One of those album I meant to check out, mixed feeling about Greek black metal might have added to the delayed response. It opens with a jangly off kilter white noise like riff where the tremolo picked part would go on any other black metal album. These guys need to read the interview I just did with Primordial's singer as they are breaking some of his black metal rules and bringing a haft dose of non convention to the party. The guitar sound is similar to that of Hail Spirit Noir with an icy dash of Enslaved thrown in.

The dry rasp of the vocals is becoming the go to least path of anguish approach for black metal. The sonic nature they bring to the table is hard for me to argue against.One the 16 minute "Veiled Garden" there is the sense that more needs to happen and these guys go the memo as if gets off to a much more epic beginning. The guitar is articulately picked out. Not in an over indulgent shreddy manner, but in a very spacious way that allows the song to chime on it's own little storm cloud.The growling gets a little more distant in the mix. The clouds on their album cover pretty much capture how their chords progressions go. This hits the spot many of the bands that followed Alcest in on the black gaze banner went for, but did not succeed as well as these guys who are not going for that, it just happens to become the by product. The song breaks down into near nothingness except for something that sounds like a babbling brook. I am of the mind that means we are moving onto song number three, but this band wants this to still be song two. It irks me a little, but I'll get over it I am in a bad mood any ways.

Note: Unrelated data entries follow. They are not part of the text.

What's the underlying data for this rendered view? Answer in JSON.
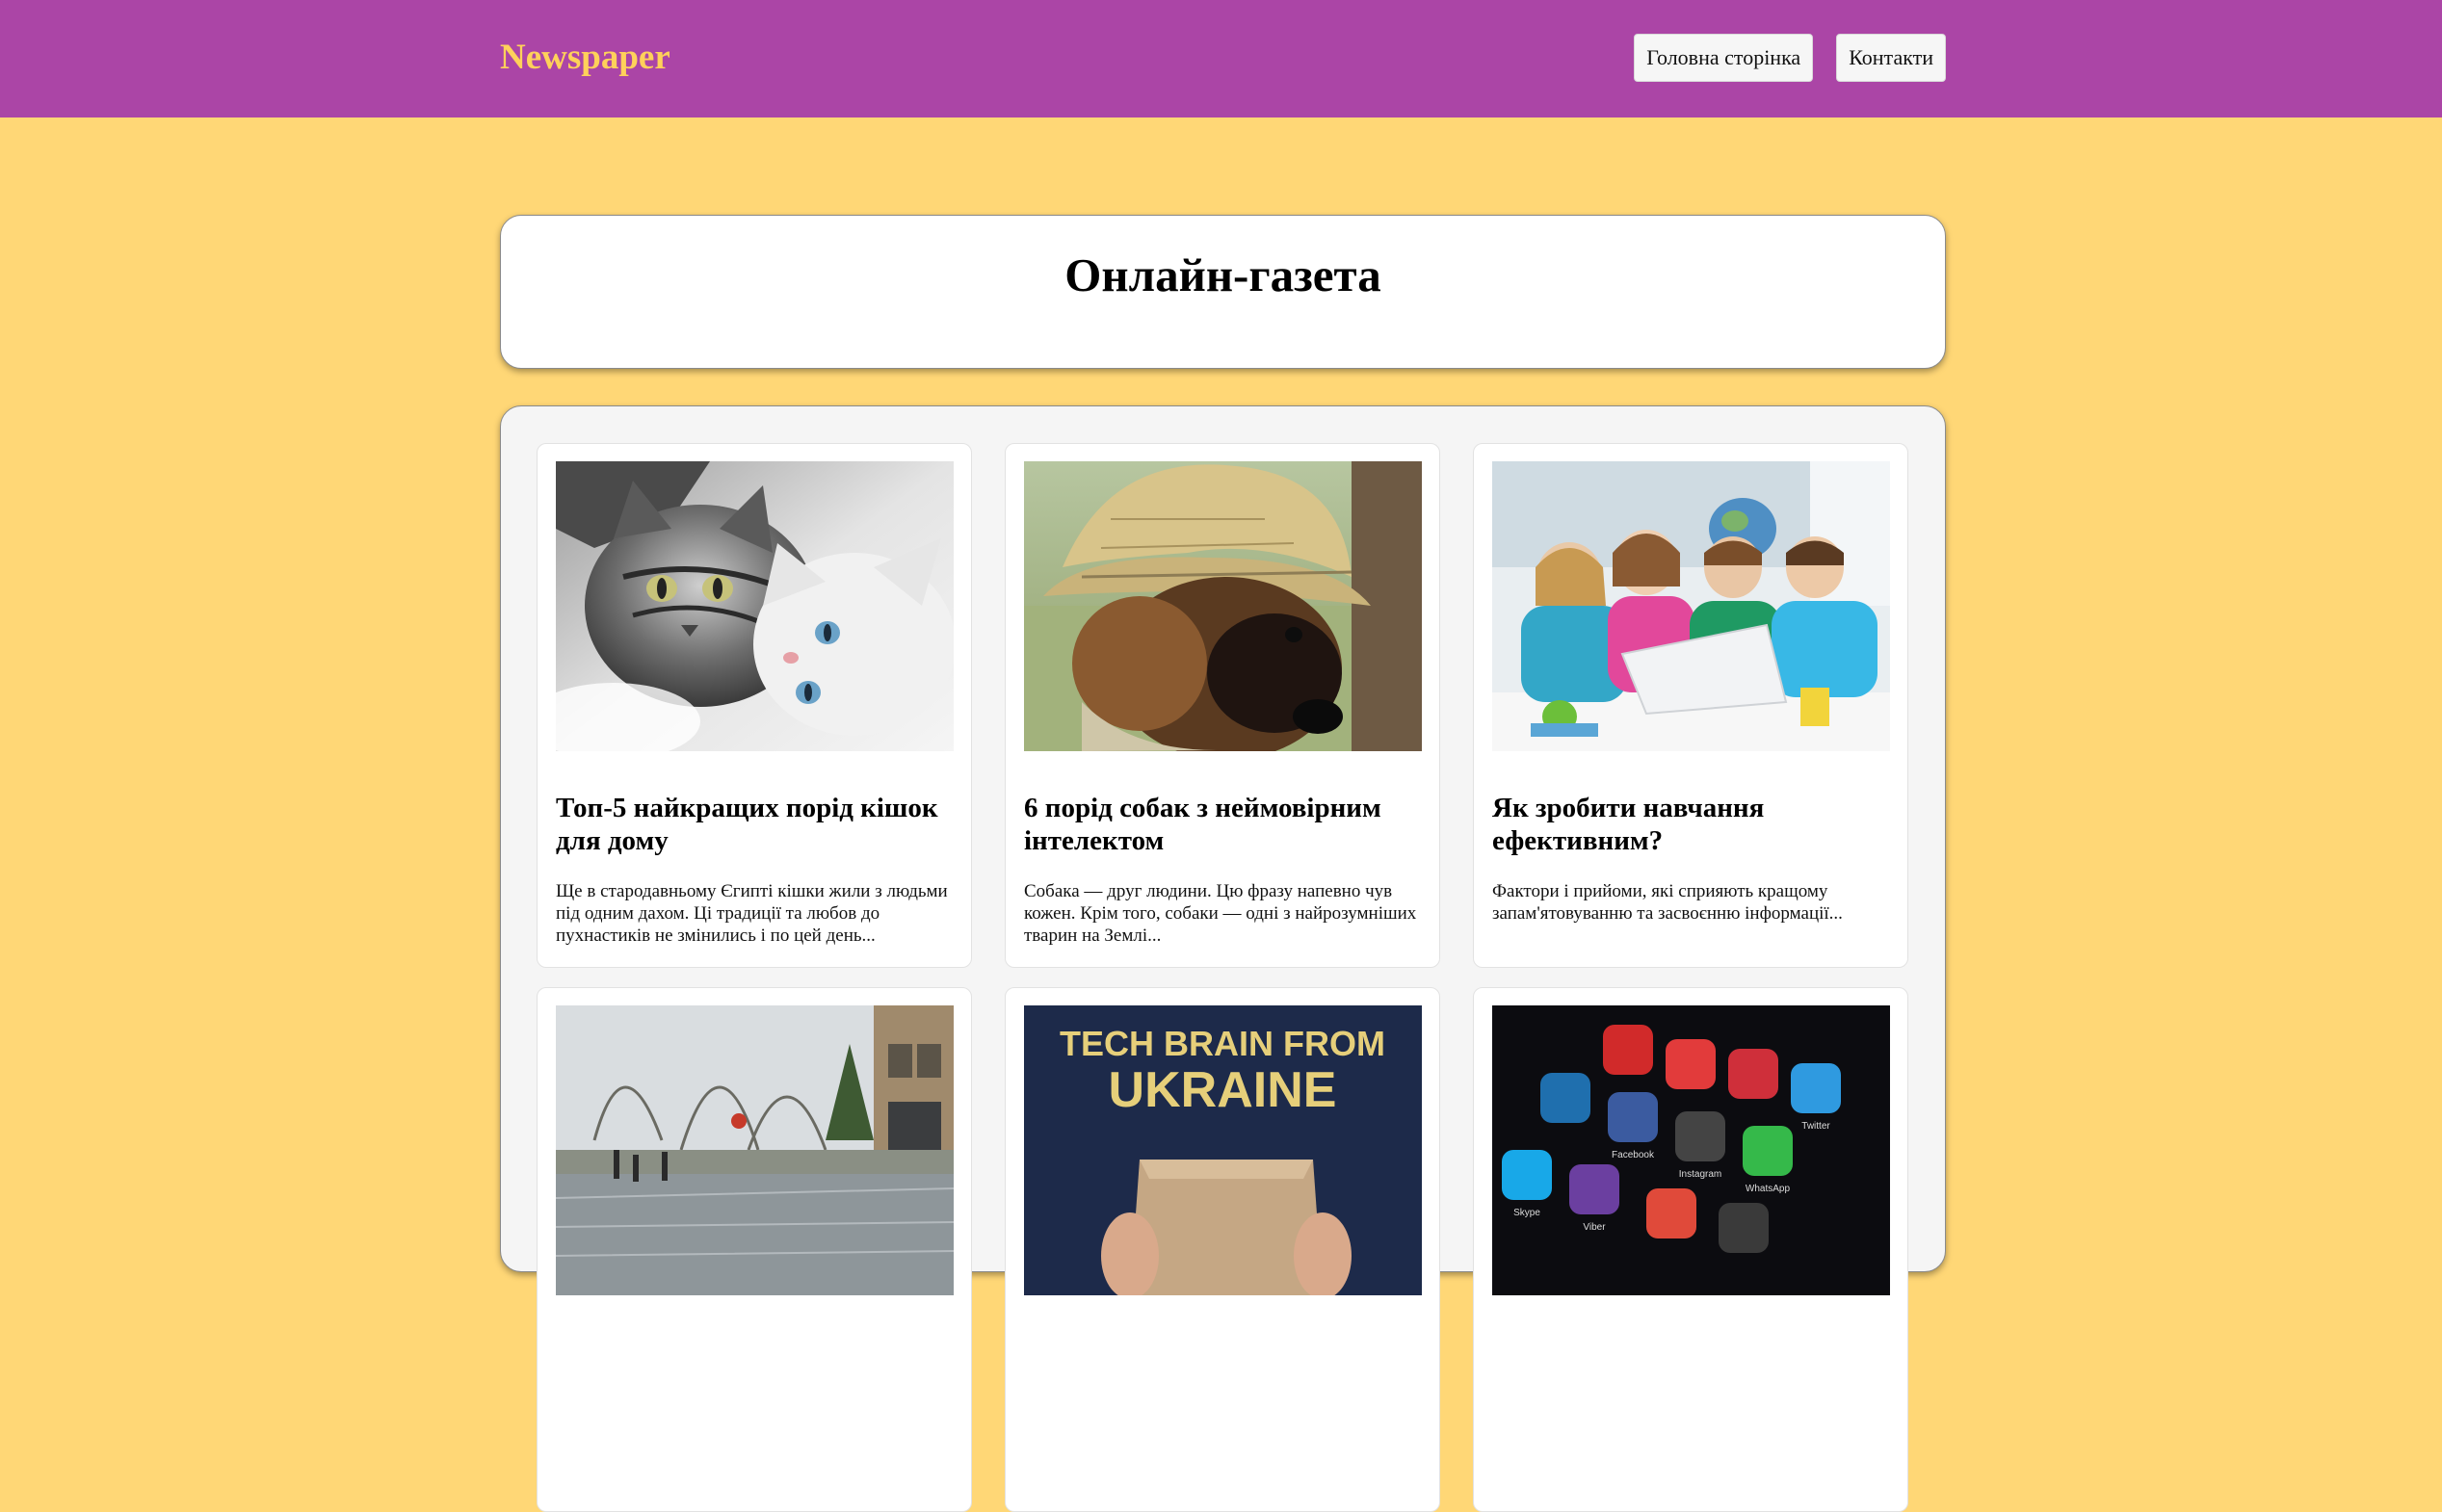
{
  "header": {
    "brand": "Newspaper",
    "nav": [
      {
        "label": "Головна сторінка"
      },
      {
        "label": "Контакти"
      }
    ]
  },
  "hero": {
    "title": "Онлайн-газета"
  },
  "articles": [
    {
      "image": "cats-photo",
      "title": "Топ-5 найкращих порід кішок для дому",
      "excerpt": "Ще в стародавньому Єгипті кішки жили з людьми під одним дахом. Ці традиції та любов до пухнастиків не змінились і по цей день..."
    },
    {
      "image": "puppy-in-hat-photo",
      "title": "6 порід собак з неймовірним інтелектом",
      "excerpt": "Собака — друг людини. Цю фразу напевно чув кожен. Крім того, собаки — одні з найрозумніших тварин на Землі..."
    },
    {
      "image": "children-with-laptop-photo",
      "title": "Як зробити навчання ефективним?",
      "excerpt": "Фактори і прийоми, які сприяють кращому запам'ятовуванню та засвоєнню інформації..."
    },
    {
      "image": "flooded-street-photo",
      "title": "",
      "excerpt": ""
    },
    {
      "image": "tech-brain-shirt-photo",
      "image_text": "TECH BRAIN FROM UKRAINE",
      "title": "",
      "excerpt": ""
    },
    {
      "image": "social-app-icons-photo",
      "app_labels": [
        "Skype",
        "Viber",
        "Facebook",
        "Instagram",
        "WhatsApp",
        "Twitter"
      ],
      "title": "",
      "excerpt": ""
    }
  ],
  "colors": {
    "page_bg": "#ffd776",
    "header_bg": "#ab45a6",
    "brand": "#ffd15a",
    "container_bg": "#f5f5f5",
    "card_bg": "#ffffff"
  }
}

The album only knows sprawling epics. "The Cold March Towards Eternal Brightness" gets off to a ringing blast. The tremolo guitar here has an almost chiming quality.  The vocals seem to be screaming out into oblivion.The back kind of soar off into the back ground , though it does soar and pack punches. Not sure if this is really going out on a limb here, but this sweeping majestic flourish sounds like Liturgy covering Moonsorrow. The chanted vocals toward the end are very Burzum, not church burning days , but cave elf era, the songs gets folky to suit the vocals.The long acoustic intro to "Drifting Through Moss and Ancient Stone" has me waiting for Lindsay Buckingham to bust our with a refrain of "never break the chain" At 11 minutes this instrumental interlude is a little indulgent.

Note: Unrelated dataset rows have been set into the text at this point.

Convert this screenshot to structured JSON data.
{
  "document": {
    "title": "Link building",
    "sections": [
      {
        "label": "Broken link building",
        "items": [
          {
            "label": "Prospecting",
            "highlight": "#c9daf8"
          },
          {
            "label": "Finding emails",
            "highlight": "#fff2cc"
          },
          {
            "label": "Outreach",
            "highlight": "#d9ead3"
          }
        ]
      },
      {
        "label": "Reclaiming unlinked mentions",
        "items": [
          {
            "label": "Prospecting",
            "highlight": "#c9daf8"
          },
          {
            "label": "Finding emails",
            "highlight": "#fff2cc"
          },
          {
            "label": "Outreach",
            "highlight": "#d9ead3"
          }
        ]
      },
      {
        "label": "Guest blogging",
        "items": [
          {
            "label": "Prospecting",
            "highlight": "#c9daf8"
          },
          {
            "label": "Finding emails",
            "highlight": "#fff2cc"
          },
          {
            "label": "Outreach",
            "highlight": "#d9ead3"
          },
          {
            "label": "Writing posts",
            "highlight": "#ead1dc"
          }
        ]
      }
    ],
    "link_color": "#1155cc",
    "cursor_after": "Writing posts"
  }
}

They return to more folk tinged black metal sound on " The Spiral Fountain". These guys have a way more organic guitar sound than your average black metal band. It;s very warm and stoner rock at the point in the album. They throw their weight around between this tug of war they seem to be with themselves in regard to if they want to commit to being folk metal. Black Metal begins to win out. Their cool riffs do actually make good songs because they flow in the arrangement.They get a little Iron Maiden like at the beginning of "A Rider in Lands of Infinite Dreamscape."The structure of this swirling mass of guitars falls apart when the blasting comes in. Then chaos is reigning as everything flies everywhere.It is very sonic.

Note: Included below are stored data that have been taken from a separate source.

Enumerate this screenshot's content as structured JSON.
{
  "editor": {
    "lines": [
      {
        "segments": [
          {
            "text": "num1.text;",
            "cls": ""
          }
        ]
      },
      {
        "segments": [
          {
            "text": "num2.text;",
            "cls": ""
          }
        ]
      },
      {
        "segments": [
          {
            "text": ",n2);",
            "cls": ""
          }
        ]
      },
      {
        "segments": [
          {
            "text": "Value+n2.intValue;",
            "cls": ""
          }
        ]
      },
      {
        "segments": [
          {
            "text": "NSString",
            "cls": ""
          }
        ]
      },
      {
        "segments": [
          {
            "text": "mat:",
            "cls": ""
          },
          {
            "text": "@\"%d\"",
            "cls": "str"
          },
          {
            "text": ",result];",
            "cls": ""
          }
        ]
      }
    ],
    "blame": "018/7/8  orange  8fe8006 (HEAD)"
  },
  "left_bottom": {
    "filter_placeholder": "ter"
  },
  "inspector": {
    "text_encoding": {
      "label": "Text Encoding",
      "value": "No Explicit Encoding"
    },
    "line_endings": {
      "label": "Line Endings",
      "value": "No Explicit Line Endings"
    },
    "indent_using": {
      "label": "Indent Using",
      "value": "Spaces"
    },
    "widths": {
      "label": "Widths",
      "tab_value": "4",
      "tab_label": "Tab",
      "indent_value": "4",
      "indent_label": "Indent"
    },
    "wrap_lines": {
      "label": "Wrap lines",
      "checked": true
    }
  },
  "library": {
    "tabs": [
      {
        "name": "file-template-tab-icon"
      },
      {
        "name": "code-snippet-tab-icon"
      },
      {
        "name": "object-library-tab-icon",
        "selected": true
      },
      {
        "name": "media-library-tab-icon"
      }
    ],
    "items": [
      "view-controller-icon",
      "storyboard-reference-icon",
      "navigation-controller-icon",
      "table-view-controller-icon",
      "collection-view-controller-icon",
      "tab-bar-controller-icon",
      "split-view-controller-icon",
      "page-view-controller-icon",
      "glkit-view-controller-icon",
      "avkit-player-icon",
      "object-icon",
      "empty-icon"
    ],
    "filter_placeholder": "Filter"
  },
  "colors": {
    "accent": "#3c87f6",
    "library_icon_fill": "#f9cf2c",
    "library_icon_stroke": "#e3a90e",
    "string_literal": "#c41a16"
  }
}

To close out the  album they goes into a Tangerine Dream prog Odyssey with "Cosmic Significance". It twinkles in a similar fashion as old Pink Floyd. This does find it's winding way back to the metal in an almost Enslaved like fashion. The guitars continue to build off of folk like melodies.They continue to build off these themes in a majestic instrumental jam.This album could have used more vocals at times. This ambitious piece of work is impressive. It is not something I would listen to enough to justify keeping in the iPod, but a good soundtrack to have in the background while I work. I will give this one an 8.